Elastic Stack is a unified suite of popular open source projects for log management, including Elasticsearch, Logstash, Kibana, Filebeat, and others. The parts especially relevant to the Wazuh solution are:
- Elasticsearch: A highly scalable full-text search and analytics engine. Elasticsearch is distributed, meaning the data (indices) are divided into shards and each shard can have zero or more replicas.
- Logstash: A tool to collect and parse logs to be saved into a storage system (e.g., Elasticsearch). Collected events can also be enriched and transformed using input, filter and output plugins.
- Kibana: A flexible and intuitive web interface for mining, analyzing, and visualizing data. It runs on top of the content indexed on an Elasticsearch cluster.
- Filebeat: A lightweight forwarder used to convey logs across a network, usually to Logstash or Elasticsearch.
Wazuh integrates with Elastic Stack to provide a feed of already decoded log messages to be indexed by Elasticsearch, as well as a real-time web console for alert and log data analysis. In addition, the Wazuh user interface (running on top of Kibana) can be used for management and monitoring of your Wazuh infrastructure.
An Elasticsearch index is a collection of documents that have somewhat similar characteristics (like certain common fields and shared data retention requirements). Wazuh utilizes as many as three different indices, created daily, to store different event types:
- wazuh-alerts: Index for alerts generated by the Wazuh server each time an event trips a rule.
- wazuh-events: Index for all events (archive data) received from the agents, whether or not they trip a rule.
- wazuh-monitoring: Index for data related to agent status over time. It is used by the web interface to represent when individual agents are or have been “Active”, “Disconnected”, or “Never connected”.

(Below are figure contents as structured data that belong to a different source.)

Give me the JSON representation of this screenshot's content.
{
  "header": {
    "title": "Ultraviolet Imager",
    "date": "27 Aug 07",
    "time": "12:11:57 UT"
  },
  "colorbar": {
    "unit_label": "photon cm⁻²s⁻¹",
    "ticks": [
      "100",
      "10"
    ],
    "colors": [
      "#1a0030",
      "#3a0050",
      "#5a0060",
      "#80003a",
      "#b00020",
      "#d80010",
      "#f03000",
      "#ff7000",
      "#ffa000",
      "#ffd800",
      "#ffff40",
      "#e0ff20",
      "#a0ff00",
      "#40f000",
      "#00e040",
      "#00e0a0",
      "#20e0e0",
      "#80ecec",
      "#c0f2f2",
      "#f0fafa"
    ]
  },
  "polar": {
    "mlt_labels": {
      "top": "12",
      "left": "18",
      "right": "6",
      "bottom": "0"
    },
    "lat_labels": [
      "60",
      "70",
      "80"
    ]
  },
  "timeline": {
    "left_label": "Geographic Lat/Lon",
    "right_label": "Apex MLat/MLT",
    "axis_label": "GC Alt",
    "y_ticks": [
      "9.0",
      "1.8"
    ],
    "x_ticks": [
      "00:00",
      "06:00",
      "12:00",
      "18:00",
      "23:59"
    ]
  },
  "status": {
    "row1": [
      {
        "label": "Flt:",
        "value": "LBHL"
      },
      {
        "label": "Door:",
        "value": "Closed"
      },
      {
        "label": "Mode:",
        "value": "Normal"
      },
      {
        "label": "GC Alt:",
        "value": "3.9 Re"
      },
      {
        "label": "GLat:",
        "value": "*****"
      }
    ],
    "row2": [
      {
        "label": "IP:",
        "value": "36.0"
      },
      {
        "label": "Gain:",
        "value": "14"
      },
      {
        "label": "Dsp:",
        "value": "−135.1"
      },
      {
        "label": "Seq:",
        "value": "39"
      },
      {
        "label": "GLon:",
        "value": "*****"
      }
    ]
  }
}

An index is composed of documents. For the indices above, documents are individual alerts, archived events, or status events.
An Elasticsearch index is split up into one or more shards, and each shard can optionally have one or more replicas. Each primary and replica shard is an individual Lucene index. Thus an Elasticsearch index is made up of many Lucene indexes. When a search is run on an Elasticsearch index, the search is executed on all the shards in parallel, and the results are merged. Splitting up Elasticsearch indexes into multiple shards and replicas is used in multiple-node Elasticsearch clusters with the purpose of scaling out searches and for high availability. Single-node Elasticsearch clusters normally have only one shard per index and no replicas.